A lot of familiars really do end up being indestructible, doing nothing but powering a small bonus to some skill or ability score. And what I've found is that they are so much more fun when they get to come out and be part of the game. Sure, there is some risk, but it brings enough to the game that it's worth it. In other words, I retract my earlier advice and suggest instead that you DO name your pets.
#RPGaDay
#RPGaDay2019
Don't name your character's pets
Pets, pack animals and familiars are made of blackboxinite--the same indestructible material that survives plane crashes. Total Party Kill? Disintegrated? Crushed "Babe Ruth" style by a giant? Doesn't matter, your pet will survive the encounter and come out still holding a bunch of your stuff.
Pets are also infinitely transportable. Even if you are 1200 feet and 7 climbing checks from the surface. Your giant lava lizard familiar is always there to give you the +2 "breathing through your eyelids" bonus.
But they do have one flaw: They become vulnerable if your GM notices that they are there.
You pet may be unhurt while you barely survive a direct blast of black dragon acid breath, but remind the GM that you get a +2 to your dex save, because you have a mouse familiar, and suddenly the mouse is having to make a save as well, to avoid getting skewered by all the poison darts the GM just threw at you. One bad roll and you're trying to offset the penalties you earned by losing a familiar, while also cursing yourself for picking a pet that only had 1d3 hit points in the first place.
Seriously, though, pets and familiars can really add to a game. Played properly, they become members of the party. They have their own personalities, their own actions, and people react to them as much as to the players. In my first Guardians campaign, people generally didn't notice Bud the Ranger. Rather, they noticed Sparty, the 7' long wolverine who wandered around with him.
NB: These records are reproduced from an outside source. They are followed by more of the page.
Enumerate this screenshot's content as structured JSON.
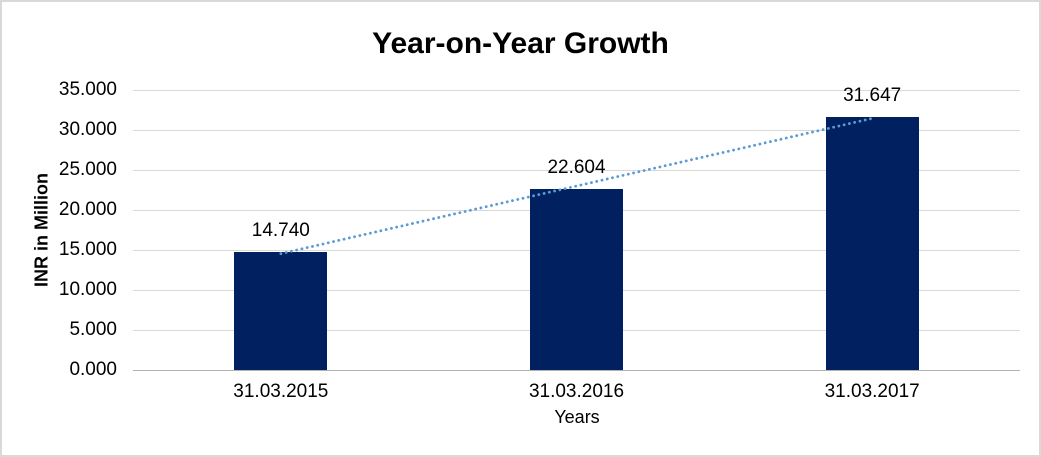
{
  "chart_data": {
    "type": "bar",
    "title": "Year-on-Year Growth",
    "xlabel": "Years",
    "ylabel": "INR in Million",
    "categories": [
      "31.03.2015",
      "31.03.2016",
      "31.03.2017"
    ],
    "values": [
      14740,
      22604,
      31647
    ],
    "data_labels": [
      "14.740",
      "22.604",
      "31.647"
    ],
    "y_tick_labels": [
      "35.000",
      "30.000",
      "25.000",
      "20.000",
      "15.000",
      "10.000",
      "5.000",
      "0.000"
    ],
    "ylim": [
      0,
      35000
    ],
    "y_tick_step": 5000,
    "grid": true,
    "legend": "none",
    "bar_color": "#002060",
    "trendline": {
      "type": "linear",
      "style": "dotted",
      "color": "#5b9bd5"
    },
    "colors": {
      "gridline": "#d9d9d9",
      "axis_line": "#b3b3b3",
      "text": "#000000",
      "background": "#ffffff",
      "border": "#d9d9d9"
    }
  }
}
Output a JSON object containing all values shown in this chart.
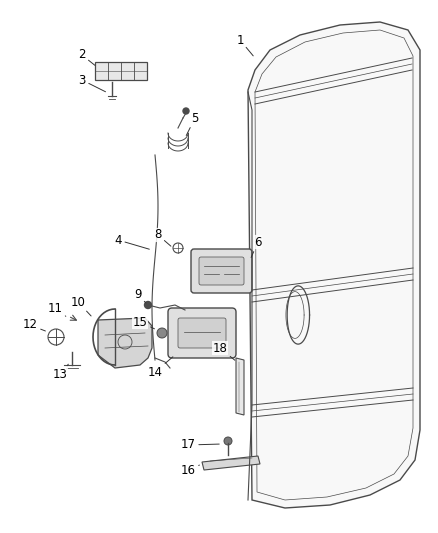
{
  "bg_color": "#ffffff",
  "line_color": "#4a4a4a",
  "label_color": "#000000",
  "figsize": [
    4.38,
    5.33
  ],
  "dpi": 100
}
In our current game, one of the characters has a giant weasel, and the player has a large weasel stuffed animal that he brings to each game. This physical manifestation just makes the pet more real to all of us. Enough so that another player represents his giant mouse pet with a bowling ball-sized stuffed mouse. (And when I was named crow-friend to a bunch of crows we found in the woods, I also brought in my stuffed white duck puppet, as a one-time joke.)
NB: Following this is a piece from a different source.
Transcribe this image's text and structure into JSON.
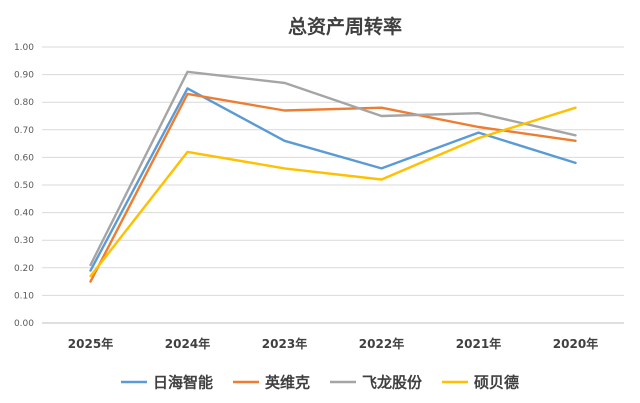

These familiars and pets obviously have names and do fine. The "don't name your pets" advice really came to the forefront early in our Three Kingdoms campaign. We had enough money, even as low-level characters, that we'd buy horses. And I kept naming mine. I believe I lost one to a fireball, one got dissolved/eaten, and one was unrecoverably stolen. Finally, I got yelled at by the other players for naming the horses, as it clearly was causing them to get killed off.
Even summoned pets can be fun. Back in a 2nd edition game, one of the casters kept bringing up an Unseen Servant who he called "George." He would send George to open chests, check doors, etc. As a result, George got blown up several times by traps--and the next time he was summoned, he was carrying an "Unfair" sign and marching back and forth. Pure comic roleplay, but that scene was burned into everybody's mind, and all unseen servants since have had personalities.
A lot of familiars really do end up being indestructible, doing nothing but powering a small bonus to some skill or ability score. And what I've found is that they are so much more fun when they get to come out and be part of the game. Sure, there is some risk, but it brings enough to the game that it's worth it. In other words, I retract my earlier advice and suggest instead that you DO name your pets.